Tackling gun violence with good governance

Hardly does a day pass in Nigeria nowadays without chilling reports of gun violence or insecurity somewhere. It has become a menace that must be confronted by all stakeholders for our collective peace, sanity and security.

Gun violence by non-state actors accounted for at least 8,372 deaths in 2021 and some 6,566 Nigerian souls were lost to the menace between the first six months of this year.  According to the Nigeria Security Incidents Tracker by Beacon Consulting, 7,222 Nigerians were killed and 3,823 others were abducted between January 1 and July 29, 2022.

A major solution to gun violence and other social vices ravaging Nigeria lies in good governance, which the World Bank simply defines as “the manner in which power is exercised in the management of a country’s economic and social resources for development”. Good governance relies on inclusive participation, rule of law, accountability, transparency, consensus building, responsiveness, justice and fairness, equity, effectiveness and efficiency as well as strong vision which our leaders must imbibe.

The Mo Ibrahim Foundation identifies the key components of the four categories of good governance in Africa as a) safety and rule of law (rule of law, accountability, personal safety and national security),b) participation and human rights (participation, rights and gender) c) sustainable economic opportunity (public management, business environment, infrastructure and rural sector) and d) human development (welfare, education and health). These should be known to leaders across strata.

When citizens realise that government is caring and leaders are honest, there will be trust and cooperation. But in a situation where there is a breach of social contract between the government and the citizens, the centre will not hold. While government does its part, the citizens also must do their part by being good and responsible. Citizens make up the society and the society begins from the family unit. That’s the starting point. Children are born with a tabula rasa (empty slate); it is the society that teaches and indoctrinates them what they eventually become.

One of the problems that underlines insecurity is that there is poor parenting syndrome in this generation and we have to work on it to regain our lost social order. The home is the first school that children attend but many parents don’t create time to teach their children values, virtues and ethics any longer as everyone in running like a hare in pursuit of lucre or money. Children should be taught that violence is wrong and ungodly.

Apart from the family, the school also has a role to play and teachers should lead by example. Violence begets violence and teachers should, just like parents, not introduce students to materials that glamorise violence.

Then, the mosque or the church has many roles to play in teaching citizens the ways of God. Anyone who understands the values and virtues of the Qur’an and the Bible would be loving, empathetic, kind, considerate, compassionate, generous and good to others. The person would know that harming others, hurting or attacking them is a sin punishable by God. No one who knows the implications wants to draw the wrath of God.

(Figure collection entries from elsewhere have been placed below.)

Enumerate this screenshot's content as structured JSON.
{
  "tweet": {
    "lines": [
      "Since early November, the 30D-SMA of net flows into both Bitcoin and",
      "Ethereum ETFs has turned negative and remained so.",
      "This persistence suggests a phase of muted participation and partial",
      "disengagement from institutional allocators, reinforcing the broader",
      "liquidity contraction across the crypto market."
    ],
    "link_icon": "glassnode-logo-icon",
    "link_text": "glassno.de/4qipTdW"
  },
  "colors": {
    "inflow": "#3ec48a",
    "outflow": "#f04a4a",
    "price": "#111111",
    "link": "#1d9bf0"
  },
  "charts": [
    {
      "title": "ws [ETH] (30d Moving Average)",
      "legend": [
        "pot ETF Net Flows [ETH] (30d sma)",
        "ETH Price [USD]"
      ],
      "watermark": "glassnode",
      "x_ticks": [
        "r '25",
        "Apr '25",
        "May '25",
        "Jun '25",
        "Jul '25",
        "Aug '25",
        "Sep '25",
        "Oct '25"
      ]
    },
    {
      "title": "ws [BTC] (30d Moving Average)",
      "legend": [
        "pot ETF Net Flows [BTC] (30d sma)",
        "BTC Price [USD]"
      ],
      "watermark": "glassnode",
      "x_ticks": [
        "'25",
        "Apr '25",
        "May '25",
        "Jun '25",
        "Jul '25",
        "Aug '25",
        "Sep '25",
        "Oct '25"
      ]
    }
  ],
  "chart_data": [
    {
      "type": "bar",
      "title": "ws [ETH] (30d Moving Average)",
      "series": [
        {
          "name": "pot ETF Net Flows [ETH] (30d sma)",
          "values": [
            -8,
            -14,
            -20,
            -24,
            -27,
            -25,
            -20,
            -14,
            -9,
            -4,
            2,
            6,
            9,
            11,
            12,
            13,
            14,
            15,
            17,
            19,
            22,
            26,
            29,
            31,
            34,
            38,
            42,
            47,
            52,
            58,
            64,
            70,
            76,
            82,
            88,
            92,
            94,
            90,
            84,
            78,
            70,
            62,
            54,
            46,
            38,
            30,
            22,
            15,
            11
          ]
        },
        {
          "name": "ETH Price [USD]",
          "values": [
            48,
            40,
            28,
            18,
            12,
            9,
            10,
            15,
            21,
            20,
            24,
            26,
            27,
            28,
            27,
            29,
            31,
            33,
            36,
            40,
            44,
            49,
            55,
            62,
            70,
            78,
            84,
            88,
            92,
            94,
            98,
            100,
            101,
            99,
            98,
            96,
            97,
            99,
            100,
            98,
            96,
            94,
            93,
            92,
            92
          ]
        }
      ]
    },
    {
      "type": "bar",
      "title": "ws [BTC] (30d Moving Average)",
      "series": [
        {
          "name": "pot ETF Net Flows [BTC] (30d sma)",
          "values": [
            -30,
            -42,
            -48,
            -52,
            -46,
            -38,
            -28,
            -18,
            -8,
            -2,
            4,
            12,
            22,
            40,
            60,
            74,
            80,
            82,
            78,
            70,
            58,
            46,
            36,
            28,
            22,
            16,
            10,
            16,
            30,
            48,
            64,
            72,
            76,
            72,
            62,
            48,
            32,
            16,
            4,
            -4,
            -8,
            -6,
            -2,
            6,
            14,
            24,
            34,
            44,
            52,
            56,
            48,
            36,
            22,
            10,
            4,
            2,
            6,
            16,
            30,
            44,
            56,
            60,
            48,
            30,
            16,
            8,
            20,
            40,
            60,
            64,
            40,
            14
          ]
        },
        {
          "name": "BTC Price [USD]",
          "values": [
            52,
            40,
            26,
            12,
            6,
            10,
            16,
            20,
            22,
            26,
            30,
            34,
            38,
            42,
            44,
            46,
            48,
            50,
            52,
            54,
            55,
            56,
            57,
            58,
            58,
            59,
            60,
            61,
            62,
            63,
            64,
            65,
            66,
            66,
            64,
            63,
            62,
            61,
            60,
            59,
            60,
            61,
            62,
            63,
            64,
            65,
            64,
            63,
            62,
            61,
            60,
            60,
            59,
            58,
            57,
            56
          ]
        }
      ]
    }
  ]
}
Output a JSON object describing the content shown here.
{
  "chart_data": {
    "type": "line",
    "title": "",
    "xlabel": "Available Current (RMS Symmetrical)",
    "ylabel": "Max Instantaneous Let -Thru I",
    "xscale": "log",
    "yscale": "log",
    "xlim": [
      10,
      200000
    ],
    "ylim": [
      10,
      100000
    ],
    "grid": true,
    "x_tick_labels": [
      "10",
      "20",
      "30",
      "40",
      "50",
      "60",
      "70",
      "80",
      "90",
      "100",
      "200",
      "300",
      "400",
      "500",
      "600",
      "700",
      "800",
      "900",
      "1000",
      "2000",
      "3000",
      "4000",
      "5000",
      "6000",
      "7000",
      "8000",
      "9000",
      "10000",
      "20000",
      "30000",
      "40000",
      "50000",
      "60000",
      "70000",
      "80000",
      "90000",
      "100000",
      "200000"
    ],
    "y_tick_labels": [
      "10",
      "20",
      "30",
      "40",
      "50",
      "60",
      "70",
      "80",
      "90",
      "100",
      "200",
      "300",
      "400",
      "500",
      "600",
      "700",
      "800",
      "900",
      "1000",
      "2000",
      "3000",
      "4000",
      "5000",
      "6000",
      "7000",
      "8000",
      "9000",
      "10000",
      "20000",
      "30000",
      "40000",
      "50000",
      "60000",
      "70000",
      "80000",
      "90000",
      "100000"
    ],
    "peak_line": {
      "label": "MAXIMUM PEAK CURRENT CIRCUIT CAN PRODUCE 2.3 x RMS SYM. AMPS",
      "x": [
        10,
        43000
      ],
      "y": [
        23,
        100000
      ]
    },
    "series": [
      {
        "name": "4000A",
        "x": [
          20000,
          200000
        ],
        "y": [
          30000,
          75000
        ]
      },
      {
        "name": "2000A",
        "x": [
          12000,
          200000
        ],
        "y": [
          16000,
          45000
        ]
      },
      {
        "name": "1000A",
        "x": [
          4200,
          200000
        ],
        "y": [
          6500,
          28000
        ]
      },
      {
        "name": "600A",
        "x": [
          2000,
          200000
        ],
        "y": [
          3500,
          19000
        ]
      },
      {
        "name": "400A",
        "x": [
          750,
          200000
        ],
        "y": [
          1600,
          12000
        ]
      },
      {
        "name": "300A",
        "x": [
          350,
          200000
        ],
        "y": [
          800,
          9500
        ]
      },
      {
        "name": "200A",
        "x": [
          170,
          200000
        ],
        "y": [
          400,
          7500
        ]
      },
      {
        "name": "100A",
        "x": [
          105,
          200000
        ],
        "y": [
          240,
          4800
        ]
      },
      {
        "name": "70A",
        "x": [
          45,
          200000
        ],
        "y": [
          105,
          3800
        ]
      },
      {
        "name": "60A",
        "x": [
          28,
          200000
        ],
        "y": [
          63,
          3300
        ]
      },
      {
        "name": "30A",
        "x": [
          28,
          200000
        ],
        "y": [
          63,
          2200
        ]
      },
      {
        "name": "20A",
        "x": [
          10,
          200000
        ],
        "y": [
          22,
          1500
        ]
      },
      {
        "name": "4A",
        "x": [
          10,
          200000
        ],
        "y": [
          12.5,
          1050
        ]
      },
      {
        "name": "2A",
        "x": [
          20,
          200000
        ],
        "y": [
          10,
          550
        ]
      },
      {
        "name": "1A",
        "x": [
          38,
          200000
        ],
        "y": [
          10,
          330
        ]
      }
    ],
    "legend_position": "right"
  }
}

Peer groups, clubs and organisations that citizens belong to also have roles to play in making them realise the evil of violence, wickedness and crime.

Albert Einstein was profound when he said, “We can’t solve problems by using the same kind of thinking we used when we created them.” The Chinese General, Sun Tsu, author of The Art of War, said that it is more important to out-think your enemy than to out-fight him.

In essence, to guard against gun violence especially and insecurity generally, we should provide employment and guarantee citizen’s economic security; we should make food available and have fewer hungry and angry citizens; we should provide affordable health services so that people are no longer emotionally charged as a result of losing their loved ones to avoidable health challenges; we should protect the environment against diseases; we should attend to the welfare and personal needs of the people; we should guarantee community security and we should remove toxicity from politics, detaching it from religious and ethnic sentiments.

It is by doing these that we shall reap their multiplier effects in fruits that will produce the vitamin for a safe, peaceful and secure country.